L’arbre de la Croix contient la mémoire de l’arbre du Paradis, de l’Arche de Noé, du bois pour le sacrifice d’Isaac et de tant d’autres témoins de l’histoire du Salut. La vraie Croix du Christ est le point culminant de la Création, point vers lequel convergent non seulement les événements qui l’ont précédé, mais aussi ceux qui l’ont suivi, jusqu’aujourd’hui. Car sur la Croix est élevé dans les hauteurs non pas le fruit de la connaissance du bien et du mal, mais le Verbe de Dieu lui-même par qui tout fut créé, le principe de la Vie, par qui la mort a perdu son emprise, son dernier mot, sur les hommes. Ainsi, sur la Croix est élevé non pas simplement le fils de la promesse, mais l’amour de Dieu pour Abraham et d’Abraham pour Dieu: amour générateur, amour simultanément paternel, maternel et filial, amour invincible, amour immortel, amour éternellement élevé au-dessus de toute la Création, amour que partagent, que recoivent en héritage ceux qui le regardent avec foi.

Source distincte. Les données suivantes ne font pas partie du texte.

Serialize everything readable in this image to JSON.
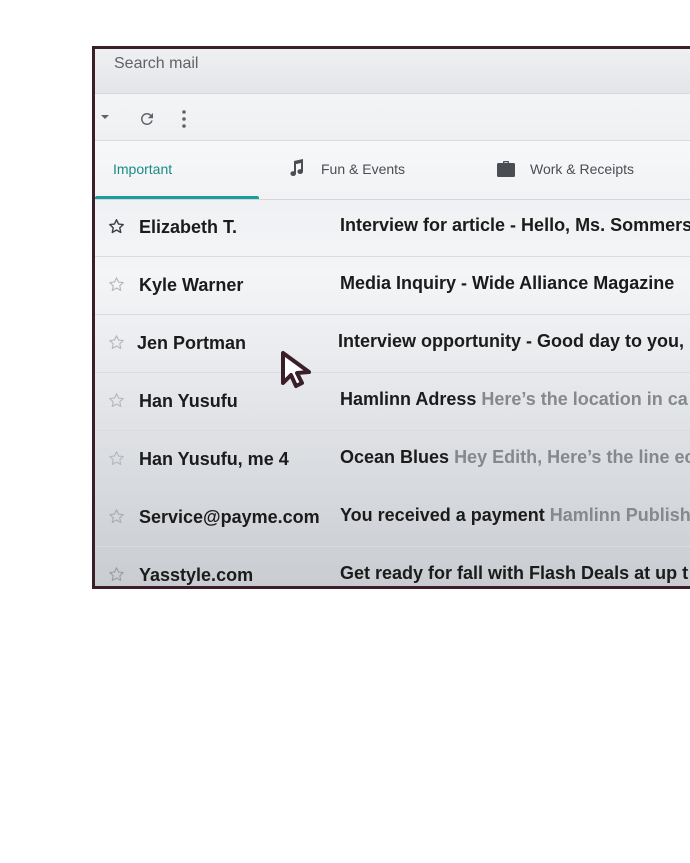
{
  "search": {
    "placeholder": "Search mail"
  },
  "tabs": [
    {
      "label": "Important",
      "icon": "none",
      "active": true
    },
    {
      "label": "Fun & Events",
      "icon": "music-note-icon",
      "active": false
    },
    {
      "label": "Work & Receipts",
      "icon": "briefcase-icon",
      "active": false
    }
  ],
  "emails": [
    {
      "sender": "Elizabeth T.",
      "subject": "Interview for article - Hello, Ms. Sommers",
      "snippet": "",
      "starred_style": "dark"
    },
    {
      "sender": "Kyle Warner",
      "subject": "Media Inquiry - Wide Alliance Magazine",
      "snippet": "",
      "starred_style": "light"
    },
    {
      "sender": "Jen Portman",
      "subject": "Interview opportunity - Good day to you,",
      "snippet": "",
      "starred_style": "light"
    },
    {
      "sender": "Han Yusufu",
      "subject": "Hamlinn Adress",
      "snippet": "Here’s the location in ca",
      "starred_style": "light"
    },
    {
      "sender": "Han Yusufu, me 4",
      "subject": "Ocean Blues",
      "snippet": "Hey Edith, Here’s the line ec",
      "starred_style": "light"
    },
    {
      "sender": "Service@payme.com",
      "subject": "You received a payment",
      "snippet": "Hamlinn Publish",
      "starred_style": "light"
    },
    {
      "sender": "Yasstyle.com",
      "subject": "Get ready for fall with Flash Deals at up t",
      "snippet": "",
      "starred_style": "light"
    }
  ],
  "colors": {
    "accent": "#1a9e99",
    "frame_border": "#3a1f2b",
    "cursor": "#3a1f2b"
  }
}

De cette dynamique, l’arbre de la Croix du Christ est le témoin silencieux mais persistant, communicant sa mémoire – l’amour qui sur lui fut élevé – à ceux qui se tournent vers lui avec foi. De cette mémoire est pleine aussi la croix déposée au milieu de notre église, celle que nous avons élevée hier soir pour bénir et consacrer la Création entière. De cette mémoire sont pleines également toutes les croix qui nous entourent, toutes les bénédictions que nous recevons ou donnons et tous les signes de croix par lesquels nous nous signons nous-mêmes. En donnant en partage sa mémoire, en la rendant présente au milieu de nous, la Croix ne supprime pas la souffrance – elle ne serait plus une croix… – mais elle nous rend participants au mystère d’amour, de vie et de bonheur pour lequel les barrières de temps et d’espace sont imaginaires et sans consistance réelle.

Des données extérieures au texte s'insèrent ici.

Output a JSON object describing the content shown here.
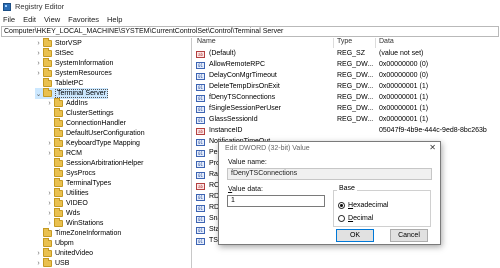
{
  "window": {
    "title": "Registry Editor",
    "colors": {
      "selection": "#cce8ff",
      "folder": "#e9c04f"
    }
  },
  "menu": [
    "File",
    "Edit",
    "View",
    "Favorites",
    "Help"
  ],
  "address": "Computer\\HKEY_LOCAL_MACHINE\\SYSTEM\\CurrentControlSet\\Control\\Terminal Server",
  "tree": [
    {
      "label": "StorVSP",
      "depth": 0,
      "expander": ">"
    },
    {
      "label": "StSec",
      "depth": 0,
      "expander": ">"
    },
    {
      "label": "SystemInformation",
      "depth": 0,
      "expander": ">"
    },
    {
      "label": "SystemResources",
      "depth": 0,
      "expander": ">"
    },
    {
      "label": "TabletPC",
      "depth": 0,
      "expander": ""
    },
    {
      "label": "Terminal Server",
      "depth": 0,
      "expander": "v",
      "selected": true
    },
    {
      "label": "AddIns",
      "depth": 1,
      "expander": ">"
    },
    {
      "label": "ClusterSettings",
      "depth": 1,
      "expander": ""
    },
    {
      "label": "ConnectionHandler",
      "depth": 1,
      "expander": ""
    },
    {
      "label": "DefaultUserConfiguration",
      "depth": 1,
      "expander": ""
    },
    {
      "label": "KeyboardType Mapping",
      "depth": 1,
      "expander": ">"
    },
    {
      "label": "RCM",
      "depth": 1,
      "expander": ">"
    },
    {
      "label": "SessionArbitrationHelper",
      "depth": 1,
      "expander": ""
    },
    {
      "label": "SysProcs",
      "depth": 1,
      "expander": ""
    },
    {
      "label": "TerminalTypes",
      "depth": 1,
      "expander": ""
    },
    {
      "label": "Utilities",
      "depth": 1,
      "expander": ">"
    },
    {
      "label": "VIDEO",
      "depth": 1,
      "expander": ">"
    },
    {
      "label": "Wds",
      "depth": 1,
      "expander": ">"
    },
    {
      "label": "WinStations",
      "depth": 1,
      "expander": ">"
    },
    {
      "label": "TimeZoneInformation",
      "depth": 0,
      "expander": ""
    },
    {
      "label": "Ubpm",
      "depth": 0,
      "expander": ""
    },
    {
      "label": "UnitedVideo",
      "depth": 0,
      "expander": ">"
    },
    {
      "label": "USB",
      "depth": 0,
      "expander": ">"
    }
  ],
  "list": {
    "headers": {
      "name": "Name",
      "type": "Type",
      "data": "Data"
    },
    "rows": [
      {
        "icon": "ab",
        "name": "(Default)",
        "type": "REG_SZ",
        "data": "(value not set)"
      },
      {
        "icon": "bin",
        "name": "AllowRemoteRPC",
        "type": "REG_DW...",
        "data": "0x00000000 (0)"
      },
      {
        "icon": "bin",
        "name": "DelayConMgrTimeout",
        "type": "REG_DW...",
        "data": "0x00000000 (0)"
      },
      {
        "icon": "bin",
        "name": "DeleteTempDirsOnExit",
        "type": "REG_DW...",
        "data": "0x00000001 (1)"
      },
      {
        "icon": "bin",
        "name": "fDenyTSConnections",
        "type": "REG_DW...",
        "data": "0x00000001 (1)"
      },
      {
        "icon": "bin",
        "name": "fSingleSessionPerUser",
        "type": "REG_DW...",
        "data": "0x00000001 (1)"
      },
      {
        "icon": "bin",
        "name": "GlassSessionId",
        "type": "REG_DW...",
        "data": "0x00000001 (1)"
      },
      {
        "icon": "ab",
        "name": "InstanceID",
        "type": "",
        "data": "05047f9-4b9e-444c-9ed8-8bc263b"
      },
      {
        "icon": "bin",
        "name": "NotificationTimeOut",
        "type": "",
        "data": ""
      },
      {
        "icon": "bin",
        "name": "PerSe",
        "type": "",
        "data": ""
      },
      {
        "icon": "bin",
        "name": "Produ",
        "type": "",
        "data": ""
      },
      {
        "icon": "bin",
        "name": "RailS",
        "type": "",
        "data": ""
      },
      {
        "icon": "ab",
        "name": "RCDe",
        "type": "",
        "data": "essionEnv"
      },
      {
        "icon": "bin",
        "name": "RDPV",
        "type": "",
        "data": ""
      },
      {
        "icon": "bin",
        "name": "RDPV",
        "type": "",
        "data": ""
      },
      {
        "icon": "bin",
        "name": "Snaps",
        "type": "",
        "data": ""
      },
      {
        "icon": "bin",
        "name": "StartR",
        "type": "",
        "data": ""
      },
      {
        "icon": "bin",
        "name": "TSUse",
        "type": "",
        "data": ""
      }
    ]
  },
  "dialog": {
    "title": "Edit DWORD (32-bit) Value",
    "close": "✕",
    "value_name_label": "Value name:",
    "value_name": "fDenyTSConnections",
    "value_data_label": "Value data:",
    "value_data": "1",
    "base_label": "Base",
    "hex_label": "Hexadecimal",
    "dec_label": "Decimal",
    "base_selected": "Hexadecimal",
    "ok_label": "OK",
    "cancel_label": "Cancel"
  }
}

Mais ce langage de la Croix – “Sagesse de Dieu et folie des hommes” – est un langage de foi qui exige un renversement profond de perspective, exactement comme les icônes et les sacrements. Ceux-ci, en effet, ne font pas appel à notre perception immédiate mais communiquent une mémoire spécifique à notre propre mémoire, donnant en partage une étincelle de Vie nouvelle à la vie qui est au-dedans de nous et dont la foi est l’oxygène. Mais à nous de recevoir cette mémoire, cette étincelle de vie, et de respirer à pleins poumons.

Que l’arbre de la Croix soit la source de notre foi et que l’amour de Dieu, élevé sur lui, soit la Vie et la consolation de nos âmes.